Infectious agents suspected of acting as triggers of bullous pemphigoid and type of diagnosis of infection.

Microorganisms/Infections	Clinical	Cultural	Microscopic/Molecular	Serological	References
CMV-EBV-HHV6-HHV8			x	x	[6,35]
Torque Teno virus			x		[36]
HIV			x		[37,38,39]
HBV				x	[6]
HCV			x		[40]
Coxsakievirus A6	x				[41]
Helicobacter pylori				x	[6]
Erysipelas	x				[42]
Toxoplasma gondii				x	[6]
Sarcoptes scabiei	x		x		[43]
Staphylococcus aureus		Blood			This case
Enterococcus faecalis		Blister fluid			This case

CMV = Cytomegalovirus; EBV = Epstein–Barr virus; HHV6/HHV8 = Human Herpesvirus 6/8; HIV = Human Immunodeficiency virus; HBV = Hepatitis B virus; HCV = Hepatitis C virus.

Autoimmune and allergic diseases share important features; one of the potential common elements may be represented by mast cells, which have recently been found to be involved in the development of autoimmune diseases, such as rheumatoid arthritis, type I diabetes, multiple sclerosis, and BP [48]. In BP, mast cells play a key role in neutrophil recruitment [22]. Allergic and autoimmune mechanisms seem to be strictly interwoven in the pathogenesis of the current case and supported by detection of hyper-IgE, hyper-eosinophilia, the presence of anti-G/V penicillins and ampicillin IgE, the detection of autoantibodies to BP180, and indirect signs of BP180-anti-BP180IgG immune complexes at the dermal–epidermal junction as well.

4. Conclusions

The patient described here is the first, to the best of our knowledge, in whom bacterial pathogens have been isolated and identified contemporaneously with a BP flare, thus suggesting that bacterial infections may act as BP triggers. In fact, for H. pylori, only serology was analyzed, and, for erysipelas, the etiologic agent(s) has(ve) not been identified.
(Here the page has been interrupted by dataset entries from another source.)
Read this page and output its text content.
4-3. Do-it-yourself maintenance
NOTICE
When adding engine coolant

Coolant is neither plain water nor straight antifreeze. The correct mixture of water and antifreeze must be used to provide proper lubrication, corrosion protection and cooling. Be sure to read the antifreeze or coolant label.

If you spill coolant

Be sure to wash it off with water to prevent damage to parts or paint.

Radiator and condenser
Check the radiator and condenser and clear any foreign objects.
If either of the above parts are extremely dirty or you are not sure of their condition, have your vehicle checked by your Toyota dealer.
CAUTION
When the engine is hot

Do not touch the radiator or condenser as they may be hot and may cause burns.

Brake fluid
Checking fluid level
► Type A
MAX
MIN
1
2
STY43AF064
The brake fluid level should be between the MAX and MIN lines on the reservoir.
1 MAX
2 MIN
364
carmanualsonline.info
The easy BP diagnosis allows one to establish with certainty that the onset of autoimmune disease and bacterial infections is contemporaneous, thus making this case report a clear example of the tight, possibly pathogenetic, relationship between infections and autoimmune diseases. Conversely, the simultaneous positivity of four different bacterial pathogens is a further confirmation that infections are a frequent and severe complication of BP, able to influence prognosis and to increase the mortality [49], in analogy to what may be observed in other autoimmune diseases [50]. In this context, the role of IVIg as an immunomodulating stabilizing agent in a BP case associated with many severe bacterial infections has to be underlined. Moreover, this case is a faithful expression of the synergy between autoimmune and allergic immunopathologic mechanisms in BP, a synergy that may even be observed only in few other autoimmune diseases, such as some cases of vasculitis, of which the anti-neutrophil cytoplasmatic antibody-associated eosinophilic granulomatosis with polyangiitis (formerly Churg–Strauss Syndrome), in which allergic and autoimmune clinical and laboratory manifestations are strictly interwoven, is the most representative example.

5. Ethic Statement

The patient provided permission to publish clinical data anonymously.